Waipu¯ fire wake up call
It had been a harsh wake up call, quite literally for us in Waipu¯ in the middle of the night, and a little later when seeing the heart of the township on a bright Sunday morning on the last day of September after a devastating fire.
Notwithstanding the loss of income for the 25 or so employees, business owners and all of their dependants, a critical community facility, the pharmacy and a bank presence, albeit only with an ATM, for cash strapped locals and tourists was also lost.
There is now a gaping hole where three thriving businesses once stood, depleting further what is available on Waipu’s main street.
If there is a positive to come out of such a disaster it may be to kickstart some of the stalled “new” business opportunities which were much vaunted on the faded billboards in the high street.

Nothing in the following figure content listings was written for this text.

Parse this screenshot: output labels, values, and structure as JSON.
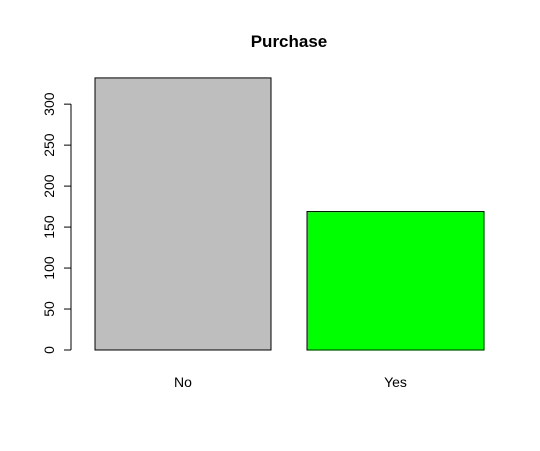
{
  "chart_data": {
    "type": "bar",
    "title": "Purchase",
    "xlabel": "",
    "ylabel": "",
    "categories": [
      "No",
      "Yes"
    ],
    "values": [
      332,
      169
    ],
    "colors": [
      "#bebebe",
      "#00ff00"
    ],
    "yticks": [
      0,
      50,
      100,
      150,
      200,
      250,
      300
    ],
    "ylim": [
      0,
      332
    ],
    "grid": false,
    "legend": "none"
  }
}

Those plans that were robbed of vital resources both human and financial by continual inquiries and objections, vested interests and, not least, the development of the township to reflect the growing population.
Already inventive plans are in place to revive and continue some of those businesses in Waipu¯ .
More corporate bodies could take note of this style of enterprise previously seen after the earthquake in Christchurch 2011 and particularly those further abroad in Wellington and the media who patronisingly refer to “The Far North’s” low potential in general.
Waipu¯ was formed on a bedrock of communal needs laid down by pioneers and farmers like so many other settlements around the world.
History is well represented in The Centre by a world-class museum and many photos and murals dedicated to former residents.
At the point of establishment the history of a location begins, but it is a start point and that bedrock should be from where we deal with the here and now and use as a stepping stone forward to the future, after all yesterday is now part of our history.
No body should underestimate the effort to establish our community in years gone by.
It is where many of our future plans and potential mistakes are illustrated and development is rarely in a straight line, but if we are only defined by history, without development, Waipu¯ will become just that, history.